İcra ve İflas Kanunu’nun “Erteleme Tedbirleri” başlığı altında düzenlenen 179/a,I maddesinde “İflasın ertelenmesine karar veren mahkeme, şirketin veya kooperatifin malvarlığının korunması için gerekli her türlü tedbiri iyileştirme projesini de göz önünde tutarak alır.” hükmü öngörülmüş; “Erteleme Kararının Etkileri” başlığı altında düzenlenen 179/b,I maddesinde ise, “Erteleme kararı üzerine borçlu aleyhine 6183 sayılı Kanuna göre yapılan takipler de dahil olmak üzere hiçbir takip yapılamaz ve evvelce başlamış takipler durur; bir takip muamelesi ile kesilebilen zamanaşımı ve hak düşüren müddetler işlemez.” hükmüne yer verilmiştir.  

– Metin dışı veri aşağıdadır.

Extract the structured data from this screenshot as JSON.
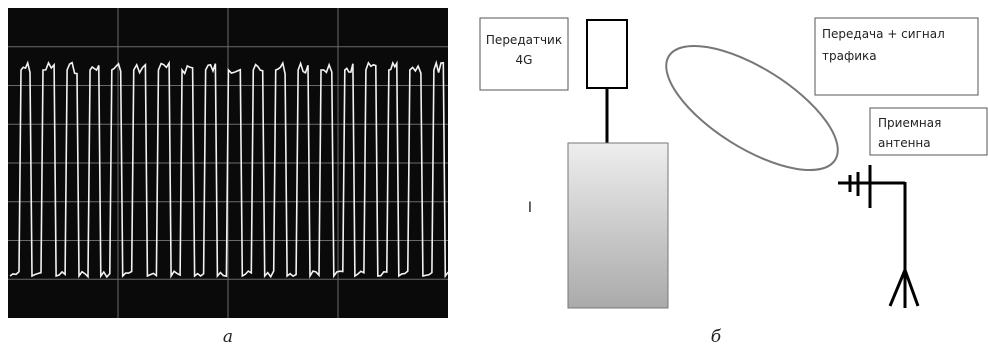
{
  "panel_a": {
    "caption": "а"
  },
  "panel_b": {
    "caption": "б",
    "transmitter": {
      "lines": [
        "Передатчик",
        "4G"
      ]
    },
    "transmission": {
      "lines": [
        "Передача + сигнал",
        "трафика"
      ]
    },
    "receiver": {
      "lines": [
        "Приемная",
        "антенна"
      ]
    },
    "marker": "I"
  }
}
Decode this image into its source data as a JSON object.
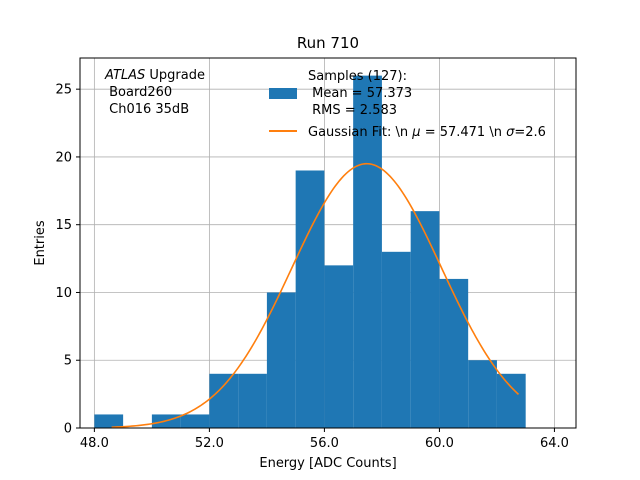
{
  "chart_data": {
    "type": "histogram",
    "title": "Run 710",
    "xlabel": "Energy [ADC Counts]",
    "ylabel": "Entries",
    "xlim": [
      47.5,
      64.75
    ],
    "ylim": [
      0,
      27.3
    ],
    "xticks": [
      48.0,
      52.0,
      56.0,
      60.0,
      64.0
    ],
    "xtick_labels": [
      "48.0",
      "52.0",
      "56.0",
      "60.0",
      "64.0"
    ],
    "yticks": [
      0,
      5,
      10,
      15,
      20,
      25
    ],
    "ytick_labels": [
      "0",
      "5",
      "10",
      "15",
      "20",
      "25"
    ],
    "grid": true,
    "bin_edges": [
      48,
      49,
      50,
      51,
      52,
      53,
      54,
      55,
      56,
      57,
      58,
      59,
      60,
      61,
      62,
      63
    ],
    "counts": [
      1,
      0,
      1,
      1,
      4,
      4,
      10,
      19,
      12,
      26,
      13,
      16,
      11,
      5,
      4
    ],
    "bar_color": "#1f77b4",
    "fit": {
      "name": "Gaussian Fit",
      "mu": 57.471,
      "sigma": 2.6,
      "amplitude": 19.5,
      "x_range": [
        48.6,
        62.75
      ],
      "color": "#ff7f0e"
    },
    "legend": {
      "placement": "top-right",
      "samples_entry": [
        "Samples (127):",
        " Mean = 57.373",
        " RMS = 2.583"
      ],
      "fit_entry_prefix": "Gaussian Fit: \\n ",
      "fit_entry_mu": " = 57.471 \\n ",
      "fit_entry_sigma": "=2.6",
      "mu_symbol": "μ",
      "sigma_symbol": "σ"
    },
    "annotation": {
      "placement": "top-left",
      "italic_word": "ATLAS",
      "word2": " Upgrade",
      "line2": " Board260",
      "line3": " Ch016 35dB"
    }
  }
}
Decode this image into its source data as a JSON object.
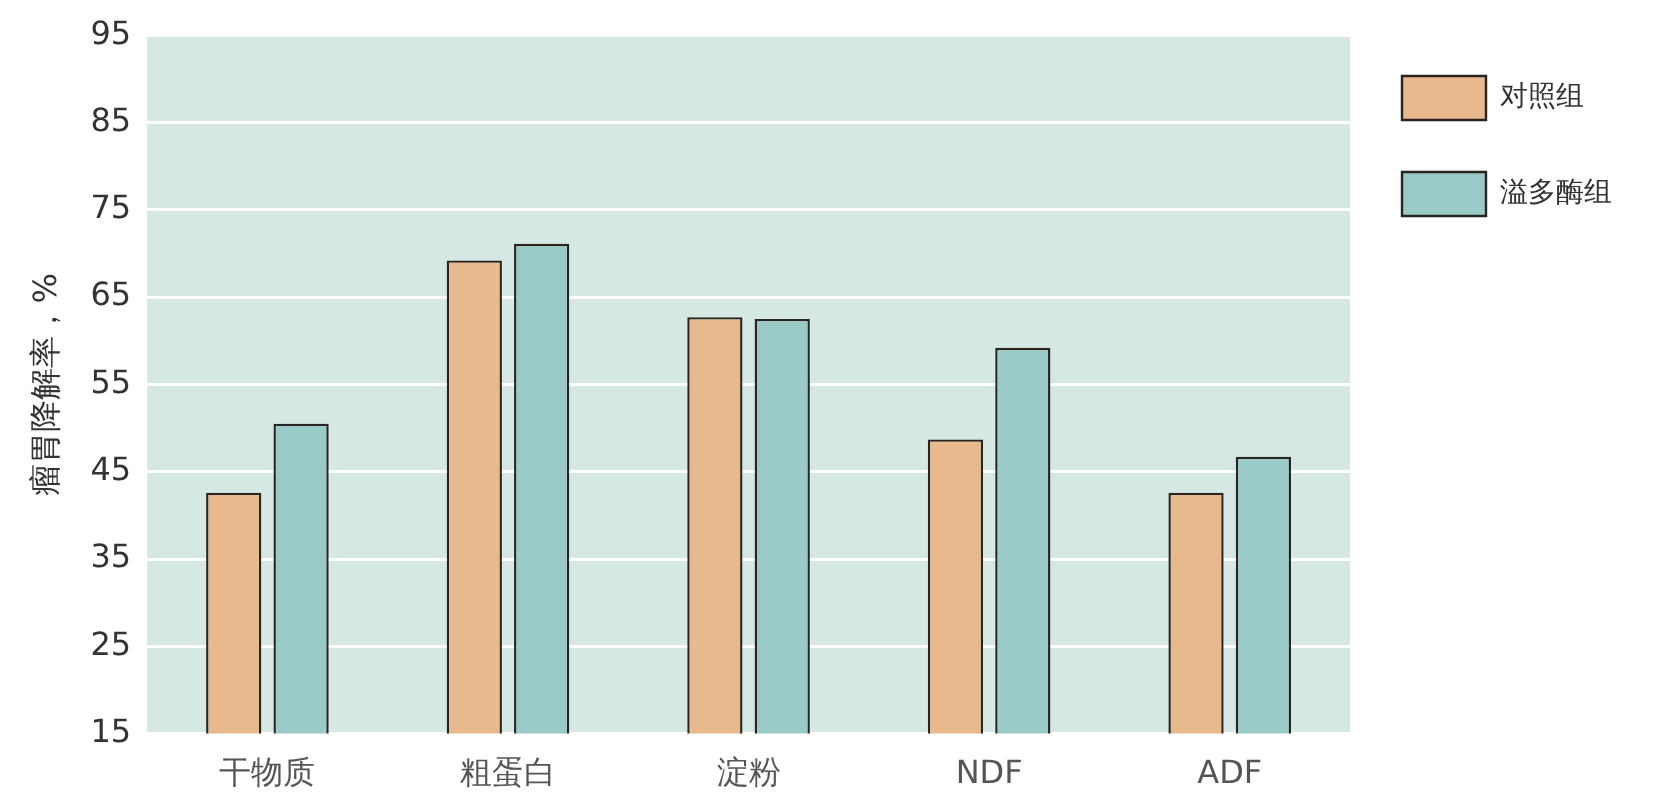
{
  "chart_data": {
    "type": "bar",
    "ylabel": "瘤胃降解率，%",
    "categories": [
      "干物质",
      "粗蛋白",
      "淀粉",
      "NDF",
      "ADF"
    ],
    "series": [
      {
        "name": "对照组",
        "color": "#e8b98c",
        "values": [
          42.6,
          69.2,
          62.7,
          48.7,
          42.6
        ]
      },
      {
        "name": "溢多酶组",
        "color": "#99cac7",
        "values": [
          50.5,
          71.1,
          62.5,
          59.2,
          46.7
        ]
      }
    ],
    "ylim": [
      15,
      95
    ],
    "yticks": [
      15,
      25,
      35,
      45,
      55,
      65,
      75,
      85,
      95
    ],
    "grid": "y",
    "legend": "top right"
  }
}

Yukarıdaki açıklamalar çerçevesinde, somut olayda; dava dışı şirket hakkında iflasın ertelenmesi kararı verilip verilmediği, kararın kesinleşip kesinleşmediği, ilgili kararda talep ile hüküm tarihi arasında herhangi bir tedbir kararı verilip verilmediği araştırılarak sonucuna göre bir karar verilmelidir.
Açıklanan bu maddi ve hukuki olgular göz önünde bulundurulmaksızın, mahkemece, eksik inceleme ve araştırma sonucu istemin aynen hüküm altına alınması, usul ve yasaya aykırı olup, bozma nedenidir.
O hâlde, davalı Kurum vekilinin bu yönleri amaçlayan temyiz itirazları kabul edilmeli ve hüküm bozulmalıdır.
SONUÇ : Temyiz edilen hükmün yukarıda açıklanan nedenlerle BOZULMASINA, 12.11.2015 gününde oybirliğiyle karar verildi.